Mardi 3 mars

A quelques reprises j’ai déjà évoqué sur ce blog les travaux  philosophiques d’Eric Clemens. Dans cette veine, vient de paraître aux éditions du CEP un nouveau livre: Le fictionnel et le fictif, qui reprend et actualise  les thèses déjà développées dans un ouvrage antérieur: La fiction et l’apparaître (Albin Michel, 1993).

Mais c’est sur un autre aspect de l’oeuvre d’Eric Clemens que je voudrais surtout aujourd’hui attirer l’attention, à la faveur d’un recueil composé par Dominique Costermans et Chistian Prigent et heureusement publié par les mêmes éditions du CEP: TeXTes. Il rassemble  ses diverses contributions à la revue TXT, dont il fut une des chevilles ouvrières, au côté notamment de Christian Prigent et Jean-Pierre Verheggen. C’est un joyeux mélange de textes théoriques (sur l’écriture, le signe, le carnavalesque, le rythme, la création,…) et de textes poétiques habités d’un souffle  étonnant, puissant, jubilatoire.

Dans ceux-ci, usant de toutes les ressources de l’équivoque, du calembour ou du néologisme,  à travers onomatopées, allitérations, homophonies, Clemens fait vibrer, selon la très juste  expression de Christian Prigent , la sensualité érogène de la langue:

…sort sorcelle crelle cré maque   querelle     celle   ( p.12, Magie noire)

Lasse la chatte se lamente  / et tels disent le poète et l’amante /vinaigre dans ma vie nègre un vit n’ai guère !  (p.106, Les flabluleuses de la chatte )

Oh hisse vieil hissement le hennissement du vieillissement  (p.131, La mort n’existe pas)

Créée dans l’immédiat après Mai 68, TXT avait cessé de paraître en 1993 après son trente et unième numéros. Elle laissait un vide. Il n’existait guère en effet dans l’ère francophone de revue semblable, où, loin de se célébrer elle-même dans son illusoire essentialité,, la poésie  était d’abord le nom d’un refus de tous les carcans et d’un effort constant et joyeux de langagement comme disait Verheggen. Ses phares avaient nom Rabelais, Nietzsche, Mallarmé, Ponge, Artaud,  Bataille, Joyce, autant de grands « irréguliers ». Elle représentait dans le champ littéraire un espace de liberté fécond, un véritable champ d’action où se croisaient l’exigence formelle et l’humour le plus ravageur, l’explosivité orale et la matérialité de l’écriture.  Aussi est-ce avec joie qu’on en salua le retour  il y a deux ans, avec,  dès le numéro 33, l’apparition de nouvelles plumes prometteuses.

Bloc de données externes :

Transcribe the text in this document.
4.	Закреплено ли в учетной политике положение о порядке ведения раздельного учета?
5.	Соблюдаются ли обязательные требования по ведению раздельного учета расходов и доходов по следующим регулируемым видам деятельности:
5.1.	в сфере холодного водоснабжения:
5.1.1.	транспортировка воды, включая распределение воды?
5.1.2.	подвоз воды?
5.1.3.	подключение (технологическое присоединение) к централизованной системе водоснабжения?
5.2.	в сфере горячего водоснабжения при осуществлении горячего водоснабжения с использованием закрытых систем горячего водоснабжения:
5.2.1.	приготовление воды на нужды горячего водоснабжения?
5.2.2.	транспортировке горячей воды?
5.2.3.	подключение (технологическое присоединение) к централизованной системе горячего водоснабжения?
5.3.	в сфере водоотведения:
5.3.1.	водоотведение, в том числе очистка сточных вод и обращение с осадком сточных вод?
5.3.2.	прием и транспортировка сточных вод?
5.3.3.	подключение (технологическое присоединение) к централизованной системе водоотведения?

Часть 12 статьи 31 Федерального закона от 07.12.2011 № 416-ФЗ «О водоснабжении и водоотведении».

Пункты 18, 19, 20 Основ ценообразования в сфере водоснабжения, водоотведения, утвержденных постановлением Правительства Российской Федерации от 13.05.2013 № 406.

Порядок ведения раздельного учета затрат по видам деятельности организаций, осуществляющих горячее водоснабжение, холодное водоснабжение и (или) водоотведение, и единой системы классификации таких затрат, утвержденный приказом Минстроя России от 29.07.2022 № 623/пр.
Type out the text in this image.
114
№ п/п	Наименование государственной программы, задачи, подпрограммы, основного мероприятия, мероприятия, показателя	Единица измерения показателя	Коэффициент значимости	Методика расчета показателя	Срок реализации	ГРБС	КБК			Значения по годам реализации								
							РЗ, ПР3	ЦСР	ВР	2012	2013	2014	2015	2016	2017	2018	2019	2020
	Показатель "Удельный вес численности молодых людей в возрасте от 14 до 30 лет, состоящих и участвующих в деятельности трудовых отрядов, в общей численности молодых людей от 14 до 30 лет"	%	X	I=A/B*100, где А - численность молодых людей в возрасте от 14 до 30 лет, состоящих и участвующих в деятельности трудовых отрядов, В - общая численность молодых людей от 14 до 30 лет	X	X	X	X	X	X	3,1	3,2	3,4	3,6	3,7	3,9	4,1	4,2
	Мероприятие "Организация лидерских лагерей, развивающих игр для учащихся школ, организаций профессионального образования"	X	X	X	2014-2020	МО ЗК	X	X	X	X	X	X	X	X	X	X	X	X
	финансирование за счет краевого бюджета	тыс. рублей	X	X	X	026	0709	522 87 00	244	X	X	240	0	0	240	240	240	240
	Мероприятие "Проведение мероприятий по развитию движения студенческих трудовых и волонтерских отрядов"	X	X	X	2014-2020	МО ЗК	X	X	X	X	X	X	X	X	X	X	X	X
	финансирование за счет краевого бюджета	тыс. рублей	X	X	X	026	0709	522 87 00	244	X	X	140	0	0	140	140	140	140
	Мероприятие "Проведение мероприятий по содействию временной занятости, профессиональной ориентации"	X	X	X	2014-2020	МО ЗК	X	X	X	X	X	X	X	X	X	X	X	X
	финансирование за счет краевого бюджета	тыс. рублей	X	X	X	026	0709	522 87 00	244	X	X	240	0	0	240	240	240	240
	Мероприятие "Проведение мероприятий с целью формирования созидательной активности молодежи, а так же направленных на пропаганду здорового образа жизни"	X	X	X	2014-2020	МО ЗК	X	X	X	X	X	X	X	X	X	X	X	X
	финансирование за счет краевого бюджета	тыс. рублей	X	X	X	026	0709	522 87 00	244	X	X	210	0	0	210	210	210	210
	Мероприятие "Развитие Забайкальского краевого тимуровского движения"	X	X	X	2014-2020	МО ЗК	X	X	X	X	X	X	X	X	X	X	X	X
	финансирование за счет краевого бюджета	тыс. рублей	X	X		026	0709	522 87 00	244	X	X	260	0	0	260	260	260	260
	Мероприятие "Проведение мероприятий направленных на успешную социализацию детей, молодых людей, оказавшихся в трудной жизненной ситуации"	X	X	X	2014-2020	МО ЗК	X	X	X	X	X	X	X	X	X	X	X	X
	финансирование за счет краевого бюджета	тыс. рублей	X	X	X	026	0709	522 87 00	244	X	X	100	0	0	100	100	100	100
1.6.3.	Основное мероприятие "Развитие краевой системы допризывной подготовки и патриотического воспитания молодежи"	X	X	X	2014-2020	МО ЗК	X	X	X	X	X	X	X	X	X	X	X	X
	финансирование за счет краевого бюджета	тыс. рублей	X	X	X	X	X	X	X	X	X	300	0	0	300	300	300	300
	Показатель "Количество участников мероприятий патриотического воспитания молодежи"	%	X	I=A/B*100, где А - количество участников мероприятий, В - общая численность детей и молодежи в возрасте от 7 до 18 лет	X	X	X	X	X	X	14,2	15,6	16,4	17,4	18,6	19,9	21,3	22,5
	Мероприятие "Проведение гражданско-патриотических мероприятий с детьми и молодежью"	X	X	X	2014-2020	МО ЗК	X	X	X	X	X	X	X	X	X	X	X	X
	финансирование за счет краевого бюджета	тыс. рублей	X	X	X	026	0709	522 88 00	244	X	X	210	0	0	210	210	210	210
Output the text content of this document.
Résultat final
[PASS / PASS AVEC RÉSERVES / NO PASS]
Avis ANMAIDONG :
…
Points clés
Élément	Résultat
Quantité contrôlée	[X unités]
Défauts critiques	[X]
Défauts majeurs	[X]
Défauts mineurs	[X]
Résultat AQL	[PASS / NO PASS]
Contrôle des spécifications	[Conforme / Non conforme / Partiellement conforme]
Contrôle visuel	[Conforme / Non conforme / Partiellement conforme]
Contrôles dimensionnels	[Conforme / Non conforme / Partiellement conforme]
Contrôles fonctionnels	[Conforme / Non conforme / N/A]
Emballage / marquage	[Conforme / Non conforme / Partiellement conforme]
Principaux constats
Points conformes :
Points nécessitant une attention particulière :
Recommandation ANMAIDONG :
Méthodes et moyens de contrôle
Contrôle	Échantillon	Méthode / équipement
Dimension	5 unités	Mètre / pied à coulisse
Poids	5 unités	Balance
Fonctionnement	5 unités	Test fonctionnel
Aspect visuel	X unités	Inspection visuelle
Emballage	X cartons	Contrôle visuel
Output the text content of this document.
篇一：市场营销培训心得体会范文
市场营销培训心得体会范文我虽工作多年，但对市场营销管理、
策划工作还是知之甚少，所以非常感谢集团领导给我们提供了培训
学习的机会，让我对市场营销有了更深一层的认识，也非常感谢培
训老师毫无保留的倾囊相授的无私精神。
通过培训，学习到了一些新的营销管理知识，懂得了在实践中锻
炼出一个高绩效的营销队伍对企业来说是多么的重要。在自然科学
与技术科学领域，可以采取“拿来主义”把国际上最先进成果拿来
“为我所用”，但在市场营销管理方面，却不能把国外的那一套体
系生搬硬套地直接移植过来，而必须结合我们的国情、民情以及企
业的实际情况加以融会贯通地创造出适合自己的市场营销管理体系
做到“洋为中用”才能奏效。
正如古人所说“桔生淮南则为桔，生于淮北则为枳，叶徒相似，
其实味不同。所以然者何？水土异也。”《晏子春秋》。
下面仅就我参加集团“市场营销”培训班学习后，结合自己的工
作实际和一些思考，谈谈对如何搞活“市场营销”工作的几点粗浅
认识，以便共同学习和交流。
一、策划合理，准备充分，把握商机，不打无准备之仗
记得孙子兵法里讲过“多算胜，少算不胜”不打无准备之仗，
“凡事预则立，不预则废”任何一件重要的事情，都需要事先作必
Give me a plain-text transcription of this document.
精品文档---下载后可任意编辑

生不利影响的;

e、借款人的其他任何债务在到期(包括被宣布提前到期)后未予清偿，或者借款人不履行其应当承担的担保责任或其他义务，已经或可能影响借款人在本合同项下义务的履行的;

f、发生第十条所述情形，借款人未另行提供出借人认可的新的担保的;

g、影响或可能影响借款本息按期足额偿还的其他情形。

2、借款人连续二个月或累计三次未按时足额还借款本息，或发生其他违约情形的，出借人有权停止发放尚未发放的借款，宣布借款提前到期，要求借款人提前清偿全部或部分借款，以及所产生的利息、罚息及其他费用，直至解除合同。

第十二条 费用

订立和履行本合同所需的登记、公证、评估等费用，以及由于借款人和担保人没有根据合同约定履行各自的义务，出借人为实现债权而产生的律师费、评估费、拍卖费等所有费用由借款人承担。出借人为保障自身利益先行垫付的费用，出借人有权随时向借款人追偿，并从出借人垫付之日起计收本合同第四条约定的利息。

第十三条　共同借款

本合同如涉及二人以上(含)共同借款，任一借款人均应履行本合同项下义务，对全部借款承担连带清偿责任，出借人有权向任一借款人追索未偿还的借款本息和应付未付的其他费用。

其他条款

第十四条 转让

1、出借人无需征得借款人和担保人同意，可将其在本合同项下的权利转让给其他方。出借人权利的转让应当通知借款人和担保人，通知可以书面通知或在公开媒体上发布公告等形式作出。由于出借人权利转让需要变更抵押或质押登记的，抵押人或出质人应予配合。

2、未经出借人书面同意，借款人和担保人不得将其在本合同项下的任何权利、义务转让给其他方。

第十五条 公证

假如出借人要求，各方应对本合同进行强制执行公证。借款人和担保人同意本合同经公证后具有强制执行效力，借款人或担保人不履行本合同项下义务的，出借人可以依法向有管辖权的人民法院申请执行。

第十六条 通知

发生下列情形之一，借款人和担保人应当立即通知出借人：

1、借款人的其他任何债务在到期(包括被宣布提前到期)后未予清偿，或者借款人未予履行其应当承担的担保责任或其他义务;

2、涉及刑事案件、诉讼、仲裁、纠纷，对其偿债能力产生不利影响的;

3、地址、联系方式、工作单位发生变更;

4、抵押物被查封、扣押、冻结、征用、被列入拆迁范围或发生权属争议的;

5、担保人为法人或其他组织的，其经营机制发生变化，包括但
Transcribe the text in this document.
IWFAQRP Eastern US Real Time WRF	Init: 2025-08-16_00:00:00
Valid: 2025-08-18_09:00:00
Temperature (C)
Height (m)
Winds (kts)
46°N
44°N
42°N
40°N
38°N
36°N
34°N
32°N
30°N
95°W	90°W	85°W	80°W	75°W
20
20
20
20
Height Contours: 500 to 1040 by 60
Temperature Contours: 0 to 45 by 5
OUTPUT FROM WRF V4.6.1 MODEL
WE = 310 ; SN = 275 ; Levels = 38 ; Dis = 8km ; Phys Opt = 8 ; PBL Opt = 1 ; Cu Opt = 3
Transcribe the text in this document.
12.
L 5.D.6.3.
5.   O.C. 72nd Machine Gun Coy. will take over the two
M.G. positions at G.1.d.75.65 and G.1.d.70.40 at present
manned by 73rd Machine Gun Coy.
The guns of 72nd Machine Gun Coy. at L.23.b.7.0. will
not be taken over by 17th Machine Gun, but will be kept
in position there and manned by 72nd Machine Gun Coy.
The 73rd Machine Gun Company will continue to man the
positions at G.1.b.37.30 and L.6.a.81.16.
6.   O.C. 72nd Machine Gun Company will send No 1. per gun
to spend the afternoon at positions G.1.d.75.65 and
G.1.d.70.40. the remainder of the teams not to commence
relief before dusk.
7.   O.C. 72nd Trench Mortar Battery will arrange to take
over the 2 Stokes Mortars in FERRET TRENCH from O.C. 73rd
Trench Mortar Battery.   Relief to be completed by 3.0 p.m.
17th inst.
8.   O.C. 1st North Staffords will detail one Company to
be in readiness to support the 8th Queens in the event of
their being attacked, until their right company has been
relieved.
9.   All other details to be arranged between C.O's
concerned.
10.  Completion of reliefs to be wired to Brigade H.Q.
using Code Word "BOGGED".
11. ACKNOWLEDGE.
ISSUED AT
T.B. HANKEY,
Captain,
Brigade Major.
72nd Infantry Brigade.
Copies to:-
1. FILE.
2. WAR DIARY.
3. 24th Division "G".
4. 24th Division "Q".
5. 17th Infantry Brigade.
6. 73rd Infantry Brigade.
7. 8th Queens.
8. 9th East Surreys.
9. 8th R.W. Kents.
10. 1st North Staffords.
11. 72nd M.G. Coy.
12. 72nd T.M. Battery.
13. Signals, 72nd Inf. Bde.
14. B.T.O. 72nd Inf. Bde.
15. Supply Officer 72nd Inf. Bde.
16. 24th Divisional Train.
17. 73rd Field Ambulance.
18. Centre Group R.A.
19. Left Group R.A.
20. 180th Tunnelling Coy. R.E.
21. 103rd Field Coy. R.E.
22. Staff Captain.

A cette aventure de TXT, le Clemens poète  reste profondément fidèle. Parfois j’ai le sentiment que le Clemens philosophe lui fait de l’ombre. Sauf dans ces occasions où, délaissant l’essai et ses lourdeurs, il se lance dans le poème philosophique. C’est ainsi qu’ il y a une dizaine d’années, mettant ses pas dans ceux des présocratiques ou de Lucrèce, il y allait d’un épatant  Mythe Le Rythme (des choses de la dénature) (éd. Au coin de la rue de l’Enfer) que j’ai relu plus d’une fois avec délectation. De même, j’ai savouré D’après (la poésie d’amour), très joli volume publié  aussi confidentiellement que le précédent à L’âne qui butine, chant des amants pas méchants, chant des amants tout tremblants, conte insouciant des amants sans décompte que le chant, chant bien rythmé chahuté des amants, octave du chant à la rose des vents: l’infini actuel pour amants.